Après le diner sur invitation à Whitehorse bien accompagnée de sa réannonce de financement de routine de quelque vertu consensuelle du jour dans un décor à couper le souffle, le cortège ira rencontrer une poignée de militants isolés à Fort Smith où la sécurité dans cette talle notoire de mottés sera pour l’occasion accrue et la période de questions écourtée; et ainsi, de poignées de mains molles en engagements tièdes, le premier ministre atteindra l’île de Baffin où il sera transporté sur un bâtiment naval pour prendre la pause Vladimir Poutine pour les caméras avant de refaire son brushing pour paraitre parfaitement impavide lors de la marche à Pond Inlet avec Leona, où il ne sera pas question de l’inquiétude qui ronge la communauté voisine de Clyde River – et dont la ministre de l’Environnement s’est moqué – quant aux sondages sismiques dans le détroit de Davis.

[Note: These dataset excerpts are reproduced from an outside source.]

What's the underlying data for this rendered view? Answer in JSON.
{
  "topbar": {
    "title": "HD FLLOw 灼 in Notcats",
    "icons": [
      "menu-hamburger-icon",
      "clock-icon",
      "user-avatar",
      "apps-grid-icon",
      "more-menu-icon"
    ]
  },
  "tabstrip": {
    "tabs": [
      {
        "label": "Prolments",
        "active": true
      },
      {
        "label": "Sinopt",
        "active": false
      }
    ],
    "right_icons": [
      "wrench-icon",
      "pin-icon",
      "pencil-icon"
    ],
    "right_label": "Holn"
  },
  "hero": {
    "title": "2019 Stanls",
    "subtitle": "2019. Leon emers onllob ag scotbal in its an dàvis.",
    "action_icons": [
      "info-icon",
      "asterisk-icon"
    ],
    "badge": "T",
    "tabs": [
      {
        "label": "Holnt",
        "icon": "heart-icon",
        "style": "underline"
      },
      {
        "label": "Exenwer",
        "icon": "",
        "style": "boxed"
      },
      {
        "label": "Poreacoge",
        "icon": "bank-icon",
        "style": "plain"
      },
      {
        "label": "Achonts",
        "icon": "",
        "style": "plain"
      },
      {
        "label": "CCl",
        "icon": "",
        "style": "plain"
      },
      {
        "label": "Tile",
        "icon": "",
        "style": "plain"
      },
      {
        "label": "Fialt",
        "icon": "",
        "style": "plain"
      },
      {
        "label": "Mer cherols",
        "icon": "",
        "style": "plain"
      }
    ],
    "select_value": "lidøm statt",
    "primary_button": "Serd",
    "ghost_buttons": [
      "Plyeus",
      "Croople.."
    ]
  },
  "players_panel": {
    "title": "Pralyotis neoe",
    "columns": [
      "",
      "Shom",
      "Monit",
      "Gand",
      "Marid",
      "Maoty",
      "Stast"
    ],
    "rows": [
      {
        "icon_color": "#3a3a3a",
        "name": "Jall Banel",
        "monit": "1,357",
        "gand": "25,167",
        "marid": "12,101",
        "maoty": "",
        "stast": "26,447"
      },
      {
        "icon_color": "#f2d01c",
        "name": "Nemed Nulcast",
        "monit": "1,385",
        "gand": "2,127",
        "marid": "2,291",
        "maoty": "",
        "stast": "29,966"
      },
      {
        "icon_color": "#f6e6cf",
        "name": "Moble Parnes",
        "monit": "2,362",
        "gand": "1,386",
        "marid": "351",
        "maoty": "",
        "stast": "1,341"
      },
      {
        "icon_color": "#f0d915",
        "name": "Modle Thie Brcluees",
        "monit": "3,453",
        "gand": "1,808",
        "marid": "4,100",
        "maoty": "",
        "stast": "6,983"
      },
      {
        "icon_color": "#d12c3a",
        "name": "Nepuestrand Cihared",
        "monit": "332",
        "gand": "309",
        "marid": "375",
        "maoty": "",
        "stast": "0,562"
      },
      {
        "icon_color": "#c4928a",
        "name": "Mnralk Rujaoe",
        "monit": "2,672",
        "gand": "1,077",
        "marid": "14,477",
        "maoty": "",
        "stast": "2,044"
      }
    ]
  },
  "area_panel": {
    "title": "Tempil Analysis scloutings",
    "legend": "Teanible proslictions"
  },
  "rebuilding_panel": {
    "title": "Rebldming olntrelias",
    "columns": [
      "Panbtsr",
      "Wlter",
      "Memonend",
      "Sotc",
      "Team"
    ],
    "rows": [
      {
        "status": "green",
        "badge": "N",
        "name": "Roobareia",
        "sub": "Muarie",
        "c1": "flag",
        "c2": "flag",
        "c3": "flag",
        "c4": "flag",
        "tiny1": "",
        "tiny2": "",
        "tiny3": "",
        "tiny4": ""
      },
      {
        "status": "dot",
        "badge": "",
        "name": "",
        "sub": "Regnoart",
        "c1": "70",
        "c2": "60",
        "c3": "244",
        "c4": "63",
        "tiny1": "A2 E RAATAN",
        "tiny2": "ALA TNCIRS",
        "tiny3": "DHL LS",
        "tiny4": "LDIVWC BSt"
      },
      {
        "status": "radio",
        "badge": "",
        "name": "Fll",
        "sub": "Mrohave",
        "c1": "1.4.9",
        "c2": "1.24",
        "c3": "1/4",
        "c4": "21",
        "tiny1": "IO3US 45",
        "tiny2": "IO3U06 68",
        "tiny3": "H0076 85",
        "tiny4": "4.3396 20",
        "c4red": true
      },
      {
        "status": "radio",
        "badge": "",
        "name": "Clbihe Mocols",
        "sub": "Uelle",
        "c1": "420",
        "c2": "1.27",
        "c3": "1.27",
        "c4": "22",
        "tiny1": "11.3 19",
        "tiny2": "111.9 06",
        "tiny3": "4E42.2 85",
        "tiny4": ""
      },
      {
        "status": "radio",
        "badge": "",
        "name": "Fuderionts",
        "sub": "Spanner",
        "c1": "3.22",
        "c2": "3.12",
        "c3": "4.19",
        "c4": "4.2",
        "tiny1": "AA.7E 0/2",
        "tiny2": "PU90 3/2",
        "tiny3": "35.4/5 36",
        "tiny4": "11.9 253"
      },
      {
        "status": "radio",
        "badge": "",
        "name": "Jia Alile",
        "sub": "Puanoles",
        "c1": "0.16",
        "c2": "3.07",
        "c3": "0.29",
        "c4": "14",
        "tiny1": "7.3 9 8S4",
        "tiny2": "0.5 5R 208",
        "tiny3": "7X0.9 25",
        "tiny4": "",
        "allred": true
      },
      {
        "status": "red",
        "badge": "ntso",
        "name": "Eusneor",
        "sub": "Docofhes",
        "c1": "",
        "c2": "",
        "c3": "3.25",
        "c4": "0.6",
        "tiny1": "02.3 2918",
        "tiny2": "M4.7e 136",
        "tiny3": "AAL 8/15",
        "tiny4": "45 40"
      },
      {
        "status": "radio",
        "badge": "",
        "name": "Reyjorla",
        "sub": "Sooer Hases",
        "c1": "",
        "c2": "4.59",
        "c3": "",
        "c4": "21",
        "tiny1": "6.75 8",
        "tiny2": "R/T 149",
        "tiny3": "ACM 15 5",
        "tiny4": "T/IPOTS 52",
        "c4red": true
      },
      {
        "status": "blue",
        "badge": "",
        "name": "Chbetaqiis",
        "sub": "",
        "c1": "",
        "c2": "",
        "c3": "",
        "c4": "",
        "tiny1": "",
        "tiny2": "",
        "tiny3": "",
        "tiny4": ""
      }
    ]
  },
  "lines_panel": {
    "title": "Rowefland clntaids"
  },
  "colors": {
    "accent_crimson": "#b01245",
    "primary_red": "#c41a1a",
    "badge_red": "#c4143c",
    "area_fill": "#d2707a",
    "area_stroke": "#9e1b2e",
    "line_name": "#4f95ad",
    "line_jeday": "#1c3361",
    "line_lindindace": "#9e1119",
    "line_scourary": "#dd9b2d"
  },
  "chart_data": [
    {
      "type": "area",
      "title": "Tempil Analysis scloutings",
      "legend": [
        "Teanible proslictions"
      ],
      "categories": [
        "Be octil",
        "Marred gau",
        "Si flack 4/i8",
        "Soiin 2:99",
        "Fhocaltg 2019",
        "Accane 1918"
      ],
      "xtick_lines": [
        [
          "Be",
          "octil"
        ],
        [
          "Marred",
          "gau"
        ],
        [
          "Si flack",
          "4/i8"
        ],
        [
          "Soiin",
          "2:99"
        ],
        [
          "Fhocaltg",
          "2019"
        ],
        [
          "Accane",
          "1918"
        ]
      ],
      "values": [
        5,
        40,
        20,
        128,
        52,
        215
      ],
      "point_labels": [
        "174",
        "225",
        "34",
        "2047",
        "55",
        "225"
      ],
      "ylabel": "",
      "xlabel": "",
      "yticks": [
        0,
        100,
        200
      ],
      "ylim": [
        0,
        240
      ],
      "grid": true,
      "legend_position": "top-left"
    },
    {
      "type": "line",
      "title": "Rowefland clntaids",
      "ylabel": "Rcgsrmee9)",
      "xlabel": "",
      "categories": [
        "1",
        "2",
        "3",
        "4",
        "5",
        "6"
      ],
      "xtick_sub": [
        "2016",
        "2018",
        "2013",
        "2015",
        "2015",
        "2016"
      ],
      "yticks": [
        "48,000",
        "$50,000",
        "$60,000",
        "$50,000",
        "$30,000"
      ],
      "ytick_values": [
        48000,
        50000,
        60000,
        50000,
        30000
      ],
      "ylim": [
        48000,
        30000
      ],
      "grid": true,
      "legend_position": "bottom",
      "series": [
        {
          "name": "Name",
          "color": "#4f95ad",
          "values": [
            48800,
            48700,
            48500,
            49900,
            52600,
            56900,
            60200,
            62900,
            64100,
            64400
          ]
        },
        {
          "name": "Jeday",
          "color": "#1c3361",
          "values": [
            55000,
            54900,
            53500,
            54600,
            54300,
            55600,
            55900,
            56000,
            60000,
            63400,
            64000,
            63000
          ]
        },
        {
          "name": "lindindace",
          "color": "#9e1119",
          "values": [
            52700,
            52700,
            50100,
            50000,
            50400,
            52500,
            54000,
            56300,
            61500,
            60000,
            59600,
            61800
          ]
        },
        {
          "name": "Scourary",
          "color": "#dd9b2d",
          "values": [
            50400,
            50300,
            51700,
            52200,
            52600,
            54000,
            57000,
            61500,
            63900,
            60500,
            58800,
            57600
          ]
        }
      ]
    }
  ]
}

Parce que ce n’est plus permis de la pratiquer sans émoticônes, je vous le précise, ce qui précède était de la satyre; et si ce genre de blague à l’arsenic ne vous plait guère, en voilà une qui personnellement me met hors de moi : pour ce gouvernement, le Nord est un pitch de vente bien plus qu’un enjeu ou un milieu de vie.
Dans les papiers qu’on envoie pour nous annoncer la venue de Harper, on nous énumère toutes les réalisations de son gouvernement dans la région depuis qu’il y fait du tourisme. On ne ménage rien, même pas les fiascos de CanNor et Nutrition Nord et surtout pas les brises-glaces jamais livrés. Et puisque que depuis le temps vous ne teniez sans doute plus sur votre siège, vous serez soulagés d’apprendre que le port de Nanisivik – celui qui n’était pas ce qu’on avait demandé – annoncé la première fois en 2006, devrait commencer sa mise en chantier dès l’an prochain.
Année après année, il semble toujours plus complexe de s’adresser au premier ministre quand il vient à notre rencontre. L’an dernier les médias des TNO (sauf CKLB qui avait été éjectée) ont du se partager une seule question entre eux. Voilà la mienne.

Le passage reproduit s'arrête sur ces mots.